I lost track of the activities of the American Council of Christian Churches after I turned my scholarly attention to early American history. But last week I learned that the organization still exists. In fact, its national meeting will take place this weekend right in my own backyard.
The 2019 meeting of the ACCC is scheduled for October 22-24 at Faith Chapel in Carlisle, Pennsylvania. You can read all about it here.
It appears that the present-day ACCC is made up of nine denominations and continues to uphold its historic commitment to separation.
The 2019 conference theme is “Biblical Fundamentalism: Pursuing Purity.” Here is what attendees can expect:
The emergence of Biblical Fundamentalism late in the 19th century was not the creation of something new in Christendom. It was the call to return to the Apostolic roots of Christianity and to resist the efforts of modern liberalism to redefine the message of the Bible. The Bible conferences that took place at Niagara-on-the-Lake in Ontario, Canada, beginning in 1876, recognized the theological drift that afflicted churches across the United States and Canada.
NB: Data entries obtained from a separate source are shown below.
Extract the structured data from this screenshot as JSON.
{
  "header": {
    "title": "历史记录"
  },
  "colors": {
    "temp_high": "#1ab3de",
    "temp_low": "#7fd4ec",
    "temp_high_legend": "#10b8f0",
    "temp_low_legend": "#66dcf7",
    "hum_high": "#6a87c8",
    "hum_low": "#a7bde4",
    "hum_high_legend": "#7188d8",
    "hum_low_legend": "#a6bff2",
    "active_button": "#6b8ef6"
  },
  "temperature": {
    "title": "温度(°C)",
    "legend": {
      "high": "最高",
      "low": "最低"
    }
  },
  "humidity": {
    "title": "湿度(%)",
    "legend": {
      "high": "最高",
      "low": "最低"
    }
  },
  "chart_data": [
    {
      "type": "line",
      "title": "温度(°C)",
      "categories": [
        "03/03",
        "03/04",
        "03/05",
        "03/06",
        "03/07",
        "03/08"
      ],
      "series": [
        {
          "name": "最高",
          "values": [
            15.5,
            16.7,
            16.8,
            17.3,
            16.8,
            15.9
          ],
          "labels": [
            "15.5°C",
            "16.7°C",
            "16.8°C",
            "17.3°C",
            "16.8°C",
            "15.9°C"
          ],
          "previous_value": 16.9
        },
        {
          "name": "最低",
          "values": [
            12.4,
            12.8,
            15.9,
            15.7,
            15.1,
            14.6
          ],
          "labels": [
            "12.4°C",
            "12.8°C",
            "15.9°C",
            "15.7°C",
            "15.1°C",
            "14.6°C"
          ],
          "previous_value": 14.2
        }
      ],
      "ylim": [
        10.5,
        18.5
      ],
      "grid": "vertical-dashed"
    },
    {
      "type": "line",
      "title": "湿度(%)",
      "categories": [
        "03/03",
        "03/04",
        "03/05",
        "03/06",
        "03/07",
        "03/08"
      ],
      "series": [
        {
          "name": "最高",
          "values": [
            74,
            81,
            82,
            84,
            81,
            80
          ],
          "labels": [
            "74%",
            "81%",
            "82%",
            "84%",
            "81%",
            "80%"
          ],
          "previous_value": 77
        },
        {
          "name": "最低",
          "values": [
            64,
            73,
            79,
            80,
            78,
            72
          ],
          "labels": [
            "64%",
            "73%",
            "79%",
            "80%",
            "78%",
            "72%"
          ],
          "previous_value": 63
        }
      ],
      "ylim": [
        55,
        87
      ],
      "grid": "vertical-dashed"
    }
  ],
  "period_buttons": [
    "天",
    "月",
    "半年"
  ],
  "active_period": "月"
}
Long before the appearance of the New Evangelicalism with its cultivation of dialogue with enemies of the faith and compromise of the faith’s core principles, the early Fundamentalists confronted the emissaries of German rationalism and their campaign against the cardinal doctrines of Christianity. They faced those enemies of the truth with resolve and summoned believers in Christ to take their stand for the separated witness of the Gospel.
Nearing the end of the second decade of the 21st century, Biblical Fundamentalism tends to be an expression of scorn and contempt among so-called conservative evangelicals who appear to desire the revival of the New Evangelicalism. The American Council of Christian Churches declines all association with such a desire. It takes its stand without apology for the faith once delivered to the saints. It bears the historic name of Biblical Fundamentalism as a badge of honor and an assertion that it will stand with Christ outside the camp of worldliness and compromise. For its 78th annual convention, to take place October 22-24 at Faith Chapel, Carlisle, Pennsylvania, the American Council of Christian Churches calls the people of God to a revival of their old resolve to stand in the evil day, and having done all, to stand. The history of Biblical Fundamentalism is replete with courageous contenders for the truth whose example 21st century believers do well to emulate. The answers to the challenge of this time lie in the Holy Scriptures and in their revelation of the glory of Jesus Christ. To both the written and Incarnate Word, the faithful people of God owe all their allegiance and the devotion of their lives.
The titles of the plenary addresses tell us a lot about the organization. They include:
“The Battle Royal: Biblical Fundamentalism”
“God Would Raise Up New Generations of Fundamentalists”
“Knowing Our History: Biblical Fundamentalism’s Past”
“Has the Battle Ended? Biblical Fundamentalism’s Present and Future”
The conference also includes breakout sessions devoted to the legacies of McIntire, Bob Jones Jr. Gresham Machem, Robert T. Ketcham, Bob Jones Sr, Ian Paisley, and William Bell Riley.
Yes, it appears the American Council of Churches is alive and well. There are still groups out their who gladly embrace the label “fundamentalist.”